By Barry Robertson –
Each year April 15th, Tax Day, is marked by op-eds observing the event – occasionally with a nod to another famous date with a taxation back-story: April 19, 1775 – when the opening shots of the American Revolution were fired at Lexington and Concord.
Things had been going downhill since 1765 when the British parliament decided the colonial rubes needed to pay more taxes. Jolly good show. Hear, hear. Harrumph, harrumph.
Enter The Stamp Act, requiring the purchase of an official stamp to affix to almost anything involving paper, from legal documents to newspapers to playing cards.
Even if you snoozed through history in high school, you probably remember this had something to do with why we don’t drive on the left and the Thanksgiving national dish isn’t bangers and mash.
When the colonials griped about taxation without representation, Parliament loftily proclaimed the voiceless, invisible rubes were “virtually represented.” So pay up and shut up.
Well, we all know how that turned out.
Today, 250 years later, taxation without representation has resurfaced. This time the elites imposing the taxes are mainstream brand strategists; the folks being stiffed are Americans in the 50+ space.
Ad-taxation inequality in the 50-plus market
Tracking firm eMarketer reports that U.S. advertisers spent $183 billion to persuade consumers to try, buy or switch to their brands in 2015. Naturally, this is built into the price of goods and services – think of it as $183 billion in ad-taxation.
The AARP estimates that Americans aged fifty-plus account for 51% of consumer spending – so, we funded $93 billion of this whopping expense.
However, according to Nielsen, only 5% of these ad taxes are used to specifically target the 50+ space – a measly $9 billion in 2015. The rest of our hard-earned money, $84 billion, was siphoned off to advertise goods and services to younger demos.

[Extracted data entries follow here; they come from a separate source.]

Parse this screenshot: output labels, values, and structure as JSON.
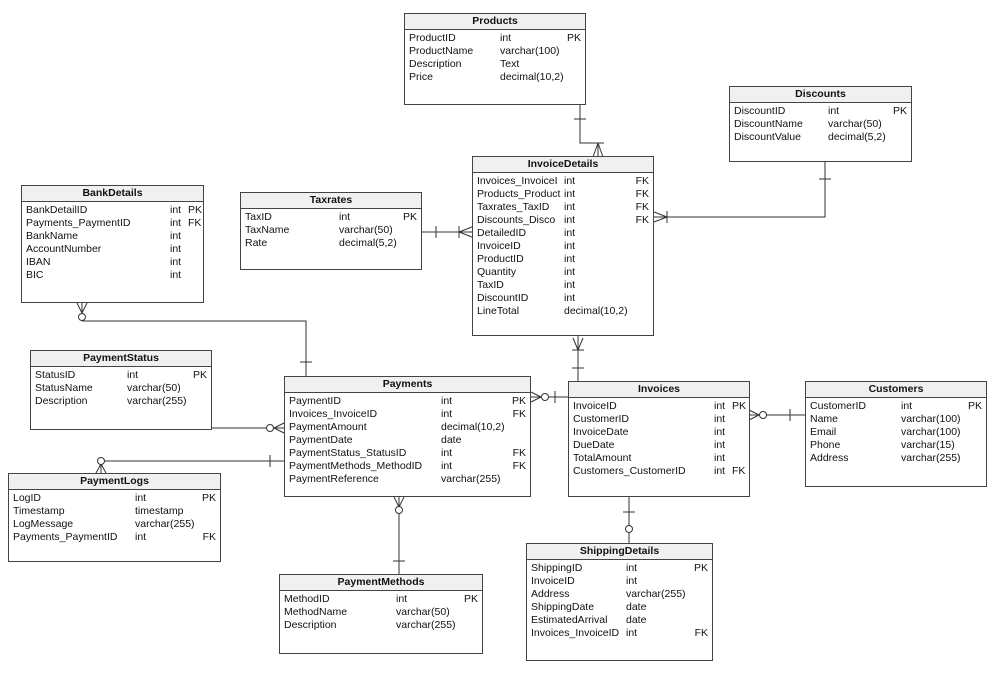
{
  "diagram": {
    "type": "entity-relationship",
    "entities": [
      {
        "id": "products",
        "title": "Products",
        "columns": [
          {
            "name": "ProductID",
            "type": "int",
            "key": "PK"
          },
          {
            "name": "ProductName",
            "type": "varchar(100)",
            "key": ""
          },
          {
            "name": "Description",
            "type": "Text",
            "key": ""
          },
          {
            "name": "Price",
            "type": "decimal(10,2)",
            "key": ""
          }
        ]
      },
      {
        "id": "discounts",
        "title": "Discounts",
        "columns": [
          {
            "name": "DiscountID",
            "type": "int",
            "key": "PK"
          },
          {
            "name": "DiscountName",
            "type": "varchar(50)",
            "key": ""
          },
          {
            "name": "DiscountValue",
            "type": "decimal(5,2)",
            "key": ""
          }
        ]
      },
      {
        "id": "invoicedetails",
        "title": "InvoiceDetails",
        "columns": [
          {
            "name": "Invoices_InvoiceI",
            "type": "int",
            "key": "FK"
          },
          {
            "name": "Products_Product",
            "type": "int",
            "key": "FK"
          },
          {
            "name": "Taxrates_TaxID",
            "type": "int",
            "key": "FK"
          },
          {
            "name": "Discounts_Disco",
            "type": "int",
            "key": "FK"
          },
          {
            "name": "DetailedID",
            "type": "int",
            "key": ""
          },
          {
            "name": "InvoiceID",
            "type": "int",
            "key": ""
          },
          {
            "name": "ProductID",
            "type": "int",
            "key": ""
          },
          {
            "name": "Quantity",
            "type": "int",
            "key": ""
          },
          {
            "name": "TaxID",
            "type": "int",
            "key": ""
          },
          {
            "name": "DiscountID",
            "type": "int",
            "key": ""
          },
          {
            "name": "LineTotal",
            "type": "decimal(10,2)",
            "key": ""
          }
        ]
      },
      {
        "id": "bankdetails",
        "title": "BankDetails",
        "columns": [
          {
            "name": "BankDetailID",
            "type": "int",
            "key": "PK"
          },
          {
            "name": "Payments_PaymentID",
            "type": "int",
            "key": "FK"
          },
          {
            "name": "BankName",
            "type": "int",
            "key": ""
          },
          {
            "name": "AccountNumber",
            "type": "int",
            "key": ""
          },
          {
            "name": "IBAN",
            "type": "int",
            "key": ""
          },
          {
            "name": "BIC",
            "type": "int",
            "key": ""
          }
        ]
      },
      {
        "id": "taxrates",
        "title": "Taxrates",
        "columns": [
          {
            "name": "TaxID",
            "type": "int",
            "key": "PK"
          },
          {
            "name": "TaxName",
            "type": "varchar(50)",
            "key": ""
          },
          {
            "name": "Rate",
            "type": "decimal(5,2)",
            "key": ""
          }
        ]
      },
      {
        "id": "paymentstatus",
        "title": "PaymentStatus",
        "columns": [
          {
            "name": "StatusID",
            "type": "int",
            "key": "PK"
          },
          {
            "name": "StatusName",
            "type": "varchar(50)",
            "key": ""
          },
          {
            "name": "Description",
            "type": "varchar(255)",
            "key": ""
          }
        ]
      },
      {
        "id": "payments",
        "title": "Payments",
        "columns": [
          {
            "name": "PaymentID",
            "type": "int",
            "key": "PK"
          },
          {
            "name": "Invoices_InvoiceID",
            "type": "int",
            "key": "FK"
          },
          {
            "name": "PaymentAmount",
            "type": "decimal(10,2)",
            "key": ""
          },
          {
            "name": "PaymentDate",
            "type": "date",
            "key": ""
          },
          {
            "name": "PaymentStatus_StatusID",
            "type": "int",
            "key": "FK"
          },
          {
            "name": "PaymentMethods_MethodID",
            "type": "int",
            "key": "FK"
          },
          {
            "name": "PaymentReference",
            "type": "varchar(255)",
            "key": ""
          }
        ]
      },
      {
        "id": "invoices",
        "title": "Invoices",
        "columns": [
          {
            "name": "InvoiceID",
            "type": "int",
            "key": "PK"
          },
          {
            "name": "CustomerID",
            "type": "int",
            "key": ""
          },
          {
            "name": "InvoiceDate",
            "type": "int",
            "key": ""
          },
          {
            "name": "DueDate",
            "type": "int",
            "key": ""
          },
          {
            "name": "TotalAmount",
            "type": "int",
            "key": ""
          },
          {
            "name": "Customers_CustomerID",
            "type": "int",
            "key": "FK"
          }
        ]
      },
      {
        "id": "customers",
        "title": "Customers",
        "columns": [
          {
            "name": "CustomerID",
            "type": "int",
            "key": "PK"
          },
          {
            "name": "Name",
            "type": "varchar(100)",
            "key": ""
          },
          {
            "name": "Email",
            "type": "varchar(100)",
            "key": ""
          },
          {
            "name": "Phone",
            "type": "varchar(15)",
            "key": ""
          },
          {
            "name": "Address",
            "type": "varchar(255)",
            "key": ""
          }
        ]
      },
      {
        "id": "paymentlogs",
        "title": "PaymentLogs",
        "columns": [
          {
            "name": "LogID",
            "type": "int",
            "key": "PK"
          },
          {
            "name": "Timestamp",
            "type": "timestamp",
            "key": ""
          },
          {
            "name": "LogMessage",
            "type": "varchar(255)",
            "key": ""
          },
          {
            "name": "Payments_PaymentID",
            "type": "int",
            "key": "FK"
          }
        ]
      },
      {
        "id": "paymentmethods",
        "title": "PaymentMethods",
        "columns": [
          {
            "name": "MethodID",
            "type": "int",
            "key": "PK"
          },
          {
            "name": "MethodName",
            "type": "varchar(50)",
            "key": ""
          },
          {
            "name": "Description",
            "type": "varchar(255)",
            "key": ""
          }
        ]
      },
      {
        "id": "shippingdetails",
        "title": "ShippingDetails",
        "columns": [
          {
            "name": "ShippingID",
            "type": "int",
            "key": "PK"
          },
          {
            "name": "InvoiceID",
            "type": "int",
            "key": ""
          },
          {
            "name": "Address",
            "type": "varchar(255)",
            "key": ""
          },
          {
            "name": "ShippingDate",
            "type": "date",
            "key": ""
          },
          {
            "name": "EstimatedArrival",
            "type": "date",
            "key": ""
          },
          {
            "name": "Invoices_InvoiceID",
            "type": "int",
            "key": "FK"
          }
        ]
      }
    ],
    "relationships": [
      {
        "from": "products",
        "to": "invoicedetails",
        "from_card": "one",
        "to_card": "one-or-many"
      },
      {
        "from": "discounts",
        "to": "invoicedetails",
        "from_card": "one",
        "to_card": "one-or-many"
      },
      {
        "from": "taxrates",
        "to": "invoicedetails",
        "from_card": "one",
        "to_card": "one-or-many"
      },
      {
        "from": "invoices",
        "to": "invoicedetails",
        "from_card": "one",
        "to_card": "one-or-many"
      },
      {
        "from": "payments",
        "to": "bankdetails",
        "from_card": "one",
        "to_card": "zero-or-many"
      },
      {
        "from": "paymentstatus",
        "to": "payments",
        "from_card": "one",
        "to_card": "zero-or-many"
      },
      {
        "from": "invoices",
        "to": "payments",
        "from_card": "one",
        "to_card": "zero-or-many"
      },
      {
        "from": "customers",
        "to": "invoices",
        "from_card": "one",
        "to_card": "zero-or-many"
      },
      {
        "from": "payments",
        "to": "paymentlogs",
        "from_card": "one",
        "to_card": "zero-or-many"
      },
      {
        "from": "paymentmethods",
        "to": "payments",
        "from_card": "one",
        "to_card": "zero-or-many"
      },
      {
        "from": "invoices",
        "to": "shippingdetails",
        "from_card": "one",
        "to_card": "zero-or-one"
      }
    ]
  }
}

It’s taxation without representation on steroids.
Channeling King George III, Madison Avenue apologists admit the geezers are pretty much voiceless and invisible ads, but loftily proclaim they’re “virtually represented” in marketing campaigns anyway.
Somehow this sounds familiar: pay up and shut up. Jolly good show. Hear, hear. Harrumph, harrumph.
Those revolting Boomers
Figures for 2015 are not published yet, but Kantar tells us in 2014 the top ten ad categories spent $88.8 billion on conventional media spend – excluding digital and mobile.
Based on that 51% Boomer-Plus tax rate, $45 billion of this ad revenue came from purchases made by consumers over fifty.
But few brands even bother to feature us in advertising. Worse, when they do, it’s usually as cringe-worthy foils for hip 30-somethings.
And it’s not just Boomers who are taxed without representation.
Every year over 4 million Gen Xers wake up at age fifty to learn they are now uncool cash cows, useful only to generate revenue to be lavished on marketing to the 18-49 demo.
Meanwhile, out in the real world, Americans over fifty buy half of all new cars, more than half of CPGs, around two-thirds of home improvement products and – listen up, adland – we own over 80% of U.S. household net assets.
So, heck no, we’re not going along quietly with Madison Avenue’s massive transfer of our ad taxes to the Millennials. They’re our kids – and we know we love to spoil them – but enough is enough, it’s time for another revolution!
Fortunately, some serious thinkers and disruptives are breaking away from the lofty establishment.
For starters, as Rance Crain, Editor-in-Chief of Ad Age has noted:
One of the many myths embraced and cherished by marketers over the years is the one contending that older people aren’t worth advertising to (except for prescription drugs on the evening news) because their buying habits are too entrenched to change.
But in reality, seniors are actively looking for new experiences at a time when they have more disposable income to pursue new hobbies and interests. As Bloomberg Business reported: “In marketing-speak, they’re winnable!” (Golden Years Represent Golden Opportunity for Marketers, June 1st, 2015)
Brands courageous enough to question authority can take heart that the Stamp Act was repealed after a popular outcry.
So, join the Boomer revolution, free up your creativity and watch your market share soar while the old guard is still harrumphing about the good old days.